Para se aposentar com 100% da média salarial, será preciso contribuir por 40 anos.

Confira a relação tempo de contribuição e média salarial:

  • Quem tiver entre 15 e 20 anos de contribuição, recebe 60% da média salarial
  • 21 anos de contribuição: 62% da média salarial
  • 22 anos de contribuição: 64%
  • 23 anos de contribuição: 66%
  • 24 anos de contribuição: 68%
  • 25 anos de contribuição: 70%
  • 26 anos de contribuição: 72%
  • 27 anos de contribuição: 74%
  • 28 anos de contribuição: 76%
  • 29 anos de contribuição: 78%
  • 30 anos de contribuição: 80%
  • 31 anos de contribuição: 82%
  • 32 anos de contribuição: 84%
  • 33 anos de contribuição: 86%
  • 34 anos de contribuição: 88%
  • 35 anos de contribuição: 90%
  • 36 anos de contribuição: 92%
  • 37 anos de contribuição: 94%
  • 38 anos de contribuição: 96%
  • 39 anos de contribuição: 98%
  • 40 anos de contribuição: 100%

Aposentadoria fica menor se aposentar com 20 anos de contribuição

A advogada Adriane Bramante, presidente do Instituto Brasileiro de Direito Previdenciário, dá um exemplo de como ficaria uma aposentadoria pelas novas regras.

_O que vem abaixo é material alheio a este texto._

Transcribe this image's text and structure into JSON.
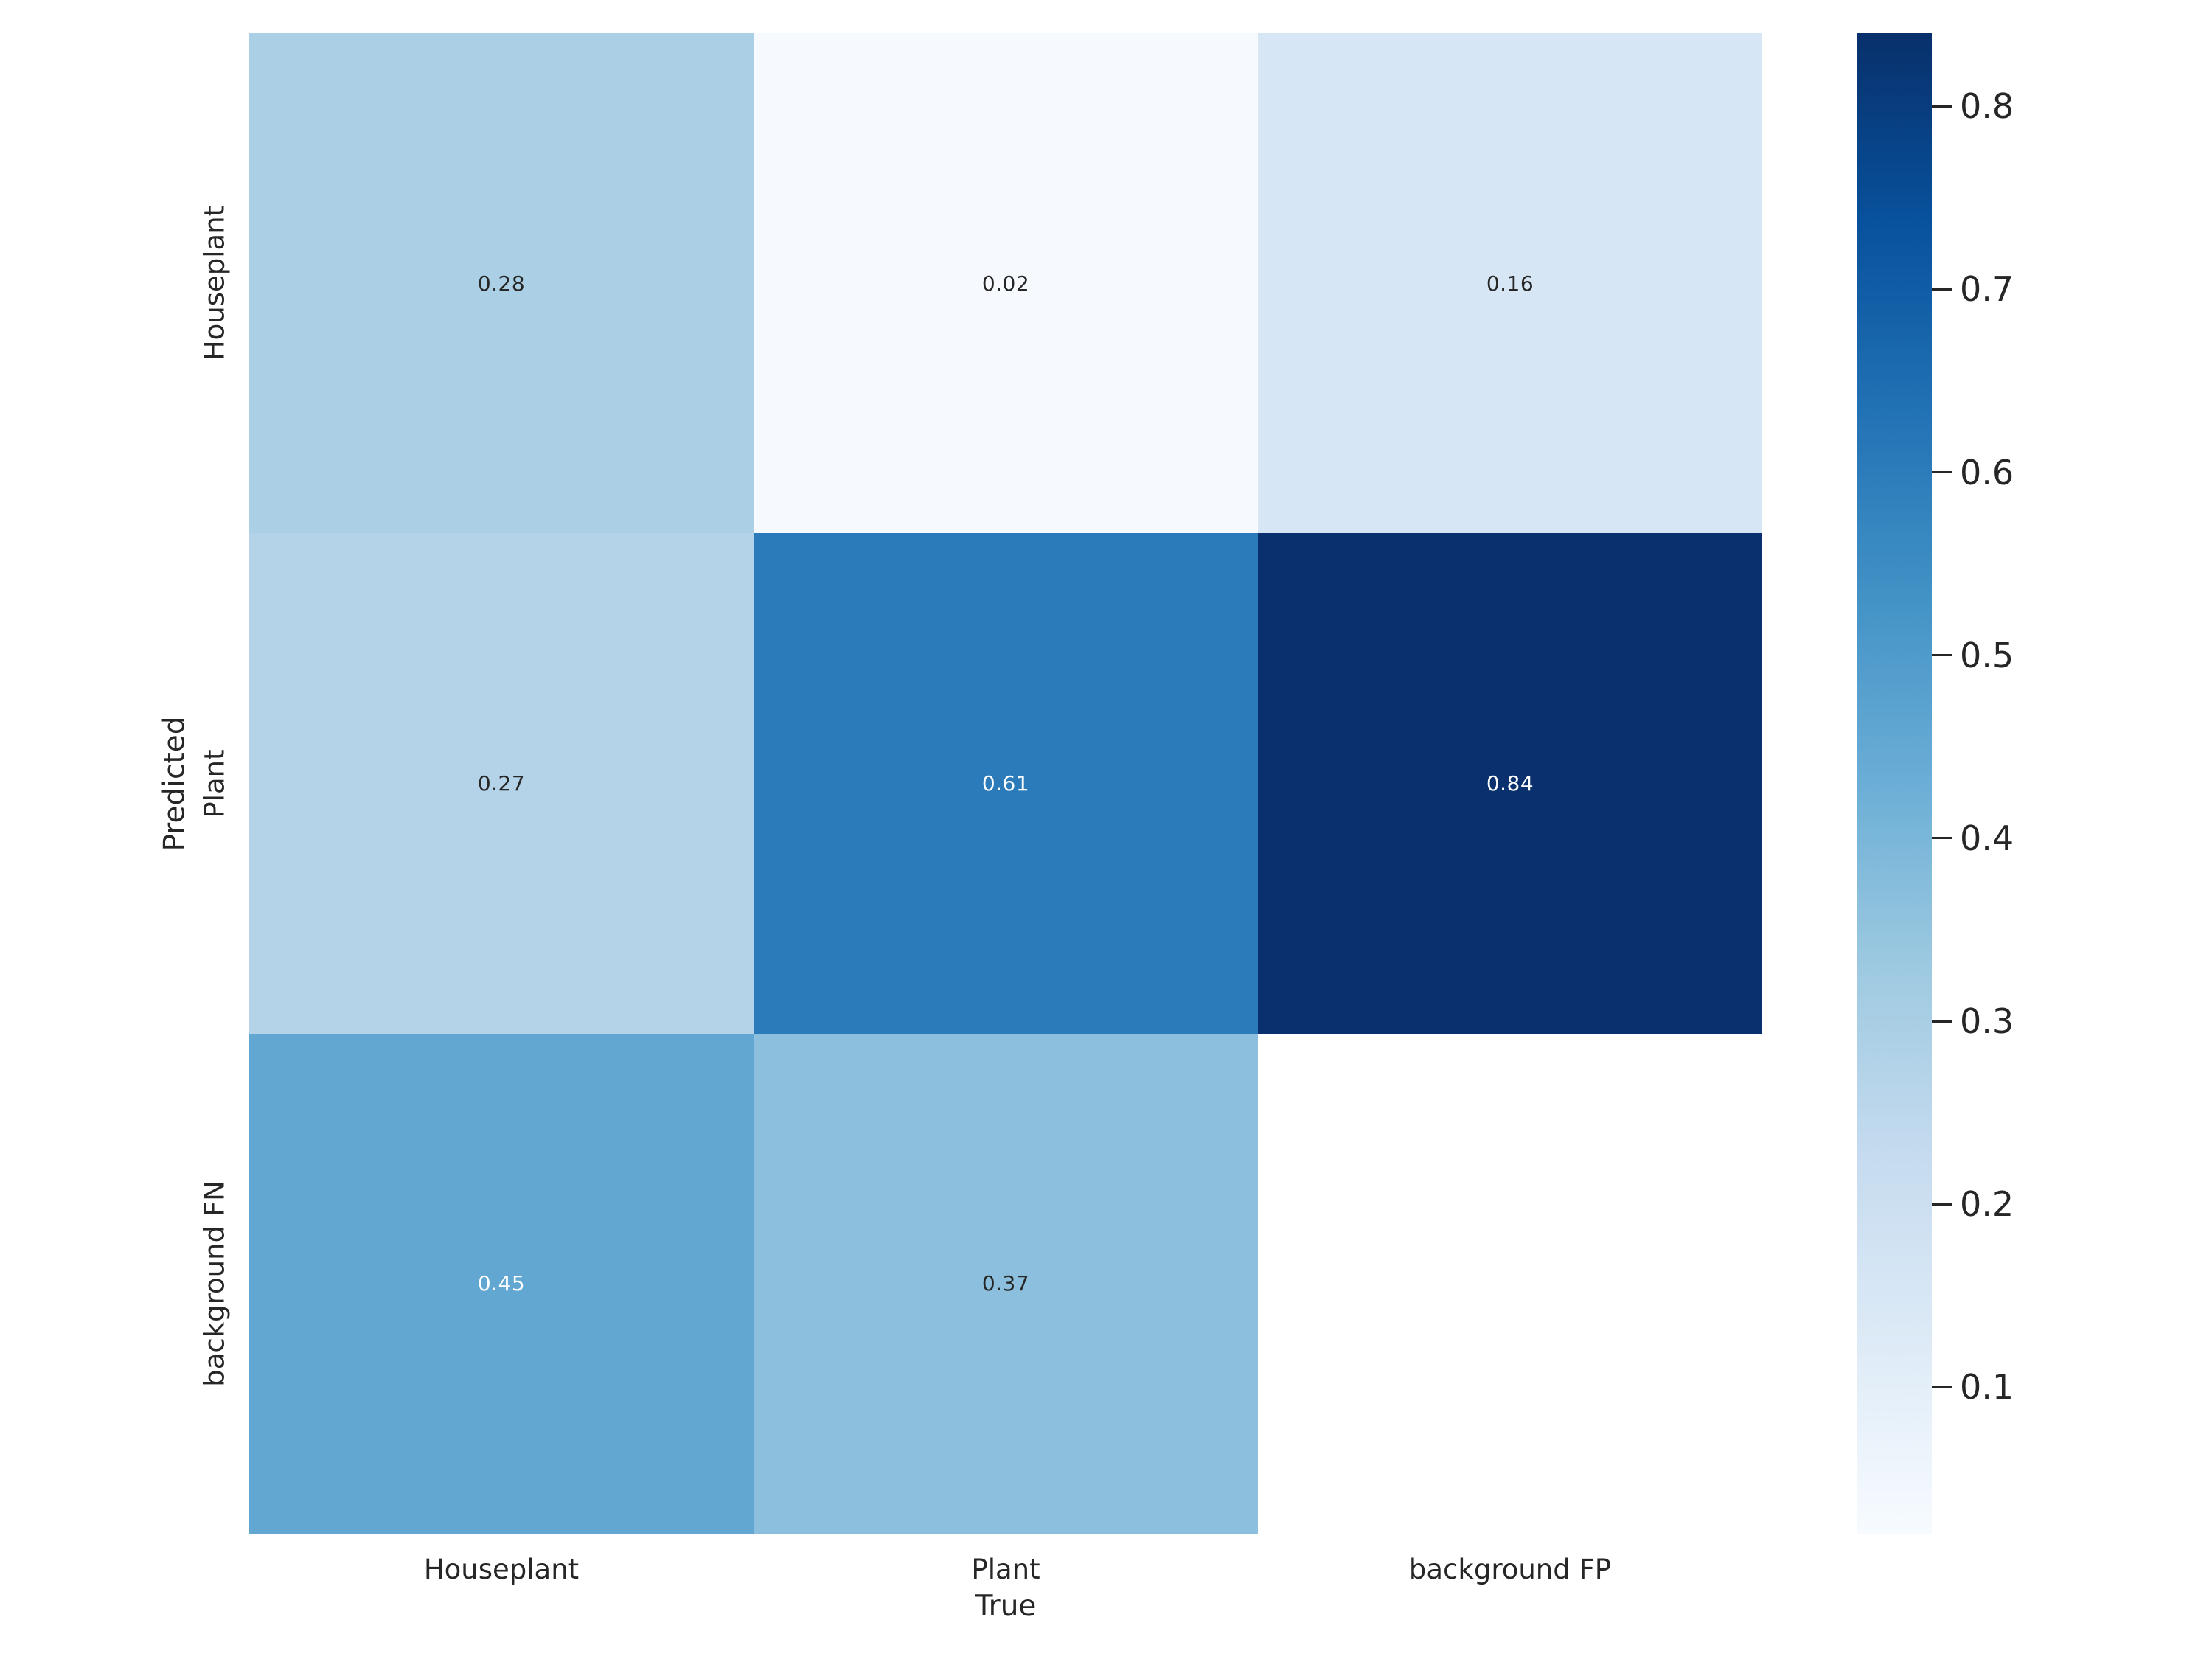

No modelo atual, se o cálculo do benefício desse R$ 2.500, a pessoa se aposentaria com R$ 2.125 — 85% dessa renda (70% mais 1% a cada ano, o que dá 85% da média)

Se a PEC for aprovada com as mudanças propostas, essa mesma pessoa se aposenta com R$ 1.500, o equivalente a 60% da média de R$ 2.500.

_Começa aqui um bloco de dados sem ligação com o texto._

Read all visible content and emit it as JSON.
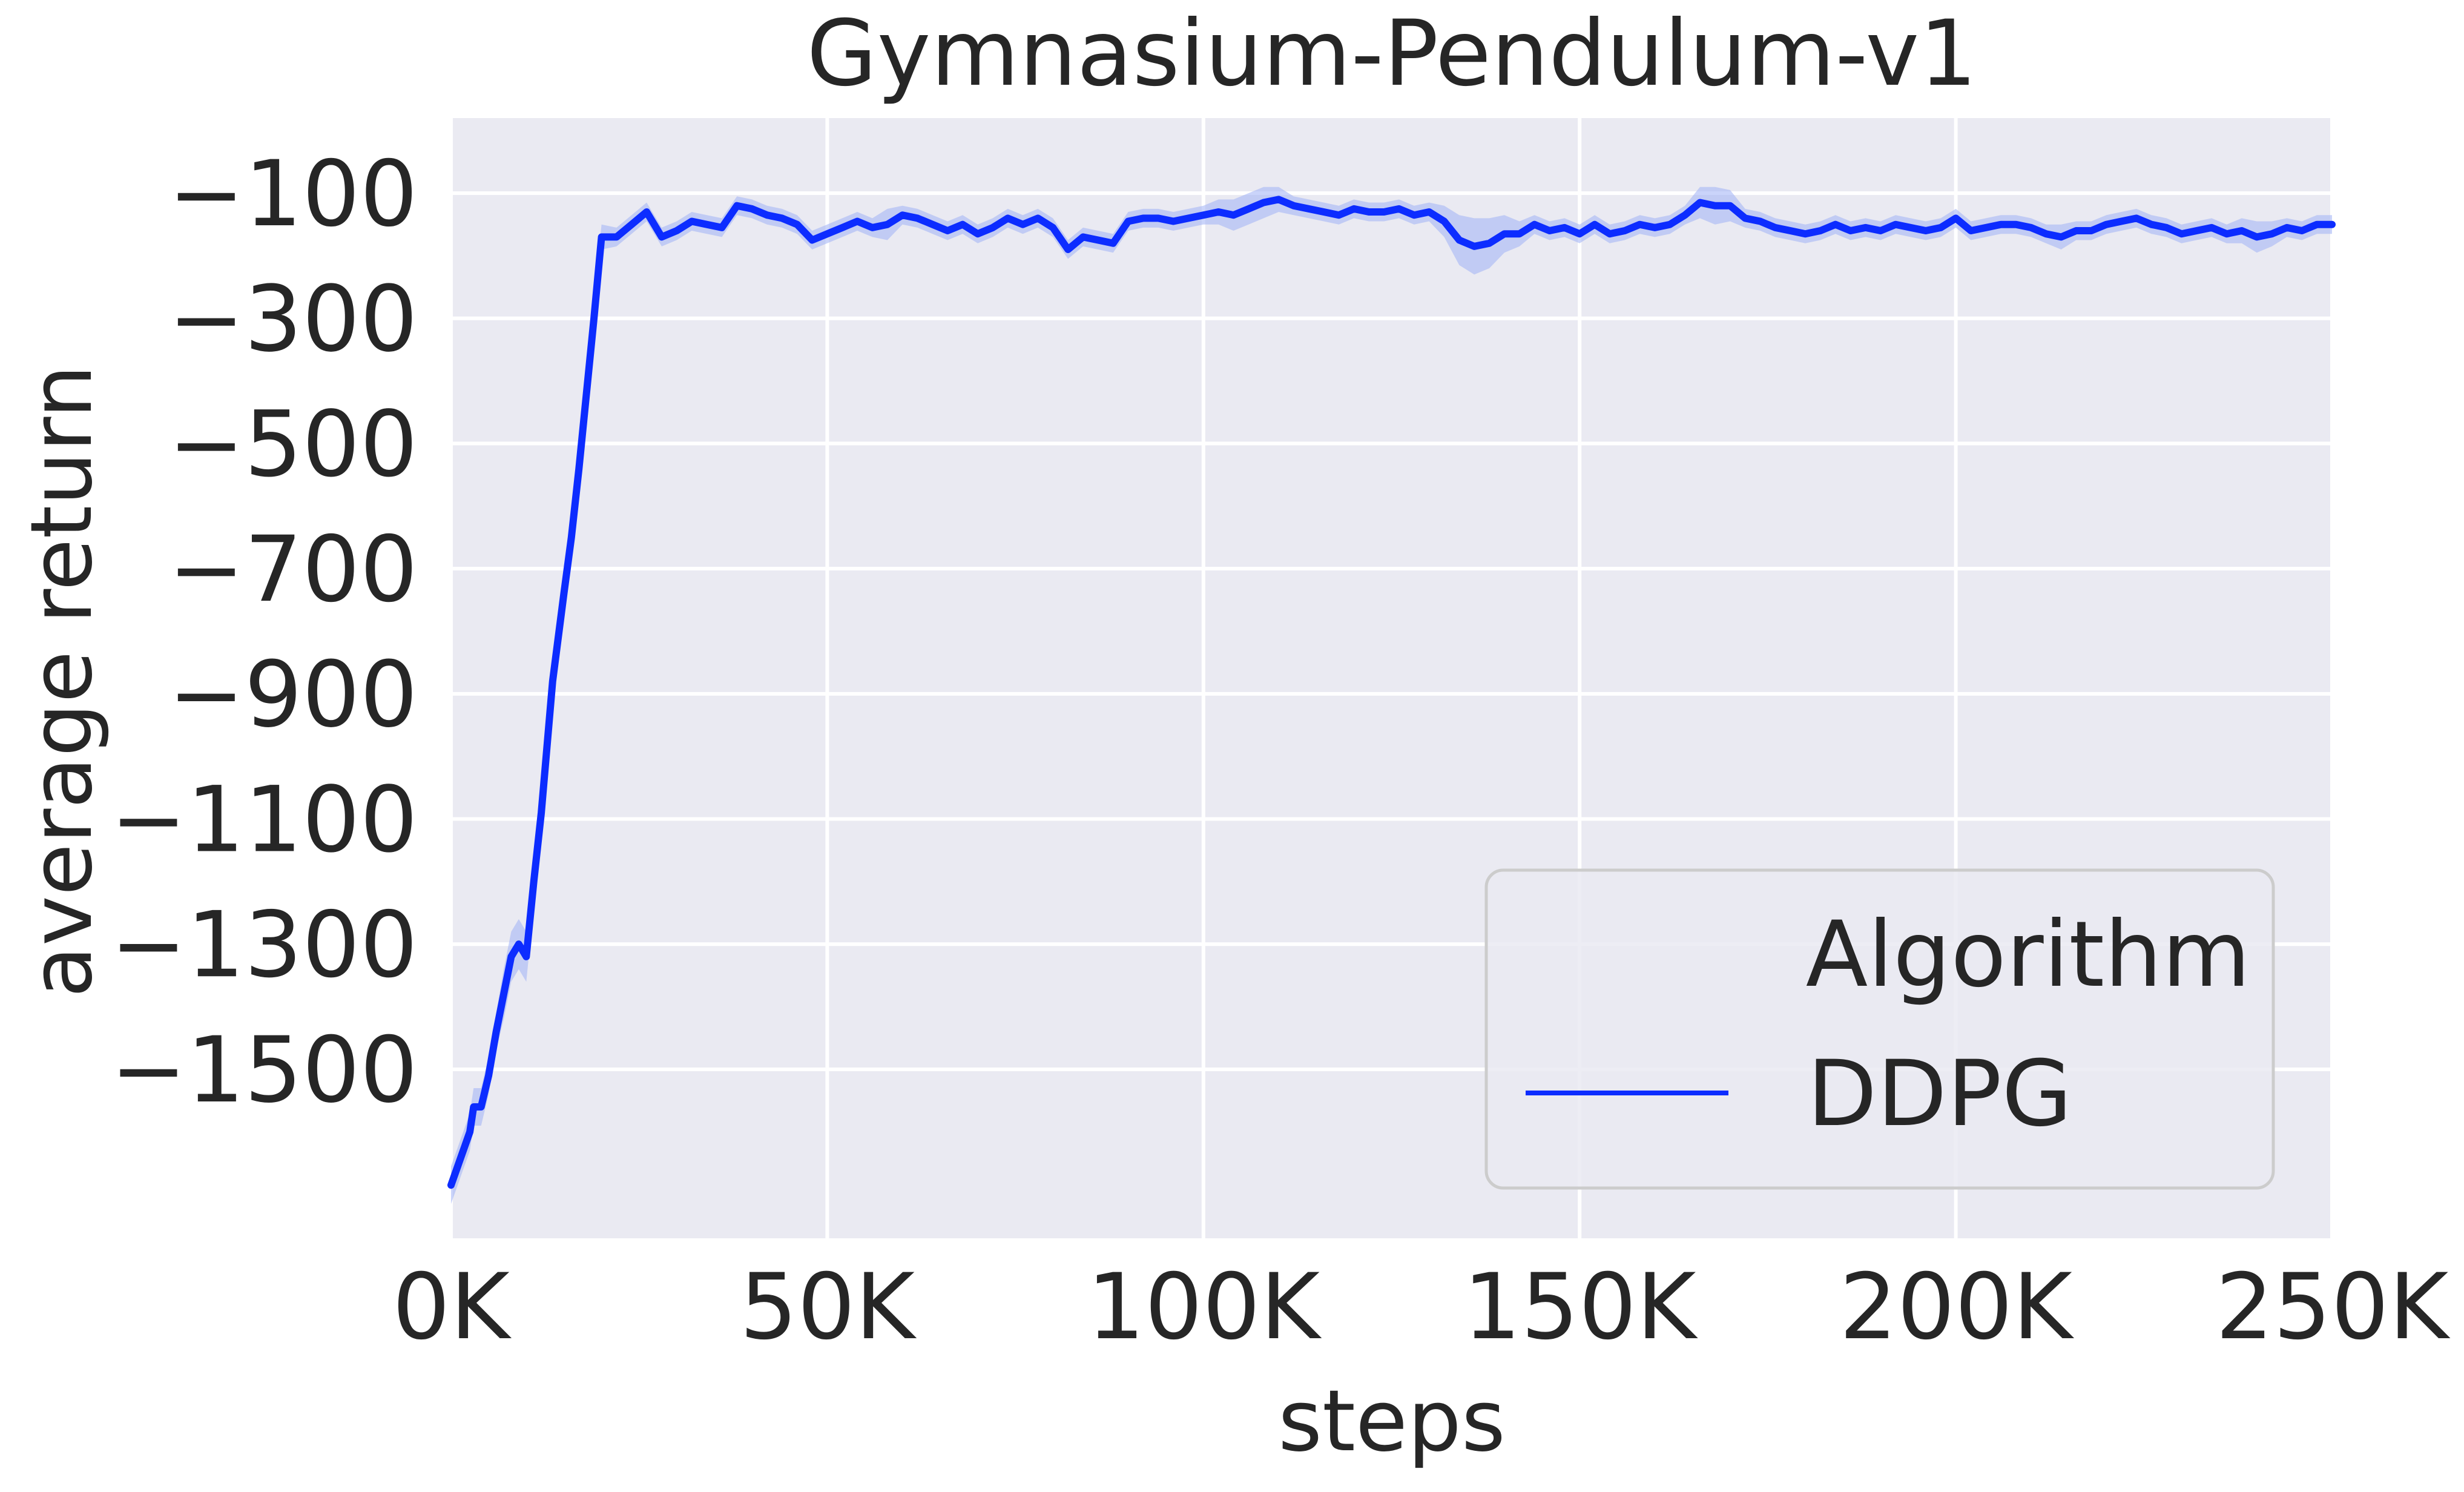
{
  "colors": {
    "plot_background": "#eaeaf2",
    "grid": "#ffffff",
    "series_line": "#0c2cff",
    "series_band": "#9fb0f5",
    "text": "#262626",
    "legend_border": "#cccccc"
  },
  "chart_data": {
    "type": "line",
    "title": "Gymnasium-Pendulum-v1",
    "xlabel": "steps",
    "ylabel": "average return",
    "xlim": [
      0,
      250000
    ],
    "ylim": [
      -1770,
      20
    ],
    "x_ticks": [
      0,
      50000,
      100000,
      150000,
      200000,
      250000
    ],
    "x_tick_labels": [
      "0K",
      "50K",
      "100K",
      "150K",
      "200K",
      "250K"
    ],
    "y_ticks": [
      -100,
      -300,
      -500,
      -700,
      -900,
      -1100,
      -1300,
      -1500
    ],
    "y_tick_labels": [
      "−100",
      "−300",
      "−500",
      "−700",
      "−900",
      "−1100",
      "−1300",
      "−1500"
    ],
    "grid": true,
    "legend": {
      "title": "Algorithm",
      "placement": "lower-right",
      "entries": [
        "DDPG"
      ]
    },
    "series": [
      {
        "name": "DDPG",
        "color": "#0c2cff",
        "x": [
          0,
          2500,
          3000,
          4000,
          5000,
          6000,
          7000,
          8000,
          9000,
          10000,
          11000,
          12000,
          13500,
          15000,
          16000,
          17000,
          18000,
          19000,
          20000,
          22000,
          24000,
          26000,
          28000,
          30000,
          32000,
          34000,
          36000,
          38000,
          40000,
          42000,
          44000,
          46000,
          48000,
          50000,
          52000,
          54000,
          56000,
          58000,
          60000,
          62000,
          64000,
          66000,
          68000,
          70000,
          72000,
          74000,
          76000,
          78000,
          80000,
          82000,
          84000,
          86000,
          88000,
          90000,
          92000,
          94000,
          96000,
          98000,
          100000,
          102000,
          104000,
          106000,
          108000,
          110000,
          112000,
          114000,
          116000,
          118000,
          120000,
          122000,
          124000,
          126000,
          128000,
          130000,
          132000,
          134000,
          136000,
          138000,
          140000,
          142000,
          144000,
          146000,
          148000,
          150000,
          152000,
          154000,
          156000,
          158000,
          160000,
          162000,
          164000,
          166000,
          168000,
          170000,
          172000,
          174000,
          176000,
          178000,
          180000,
          182000,
          184000,
          186000,
          188000,
          190000,
          192000,
          194000,
          196000,
          198000,
          200000,
          202000,
          204000,
          206000,
          208000,
          210000,
          212000,
          214000,
          216000,
          218000,
          220000,
          222000,
          224000,
          226000,
          228000,
          230000,
          232000,
          234000,
          236000,
          238000,
          240000,
          242000,
          244000,
          246000,
          248000,
          250000
        ],
        "values": [
          -1685,
          -1600,
          -1560,
          -1560,
          -1510,
          -1440,
          -1380,
          -1320,
          -1300,
          -1320,
          -1200,
          -1090,
          -880,
          -740,
          -650,
          -540,
          -420,
          -300,
          -170,
          -170,
          -150,
          -130,
          -170,
          -160,
          -145,
          -150,
          -155,
          -120,
          -125,
          -135,
          -140,
          -150,
          -175,
          -165,
          -155,
          -145,
          -155,
          -150,
          -135,
          -140,
          -150,
          -160,
          -150,
          -165,
          -155,
          -140,
          -150,
          -140,
          -155,
          -190,
          -170,
          -175,
          -180,
          -145,
          -140,
          -140,
          -145,
          -140,
          -135,
          -130,
          -135,
          -125,
          -115,
          -110,
          -120,
          -125,
          -130,
          -135,
          -125,
          -130,
          -130,
          -125,
          -135,
          -130,
          -145,
          -175,
          -185,
          -180,
          -165,
          -165,
          -150,
          -160,
          -155,
          -165,
          -150,
          -165,
          -160,
          -150,
          -155,
          -150,
          -135,
          -115,
          -120,
          -120,
          -140,
          -145,
          -155,
          -160,
          -165,
          -160,
          -150,
          -160,
          -155,
          -160,
          -150,
          -155,
          -160,
          -155,
          -140,
          -160,
          -155,
          -150,
          -150,
          -155,
          -165,
          -170,
          -160,
          -160,
          -150,
          -145,
          -140,
          -150,
          -155,
          -165,
          -160,
          -155,
          -165,
          -160,
          -170,
          -165,
          -155,
          -160,
          -150,
          -150
        ],
        "band_halfwidth": [
          30,
          30,
          30,
          30,
          30,
          30,
          40,
          40,
          40,
          40,
          40,
          35,
          30,
          30,
          30,
          30,
          30,
          25,
          20,
          15,
          15,
          15,
          15,
          15,
          15,
          15,
          15,
          15,
          15,
          15,
          15,
          15,
          15,
          15,
          15,
          15,
          15,
          25,
          15,
          15,
          15,
          15,
          15,
          15,
          15,
          15,
          15,
          15,
          15,
          15,
          15,
          15,
          15,
          15,
          15,
          15,
          15,
          15,
          15,
          20,
          25,
          25,
          25,
          20,
          15,
          15,
          15,
          15,
          15,
          15,
          15,
          15,
          15,
          15,
          25,
          40,
          45,
          40,
          30,
          20,
          15,
          15,
          15,
          15,
          15,
          15,
          15,
          15,
          15,
          15,
          15,
          25,
          30,
          25,
          15,
          15,
          15,
          15,
          15,
          15,
          15,
          15,
          15,
          15,
          15,
          15,
          15,
          15,
          15,
          15,
          15,
          15,
          15,
          15,
          15,
          20,
          15,
          15,
          15,
          15,
          15,
          15,
          15,
          15,
          15,
          15,
          15,
          20,
          25,
          20,
          15,
          15,
          15,
          15
        ]
      }
    ]
  }
}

“Não estamos falando de beneficiar o pobre ou desprestigiar o rico. Estamos falando de pessoas, de trabalhadores que contribuíram para a Previdência Social e que terão prejuízos efetivos no cálculo dos seus benefícios”, diz.

E quem já tem direito a se aposentar agora?

Para quem já tem o direito a se aposentar agora nada muda. É o chamado direito adquirido. Mesmo que a pessoa não tenha solicitado a aposentadoria caso a reforma seja aprovada, ela poderá fazer a qualquer tempo e ter seus direitos garantidos.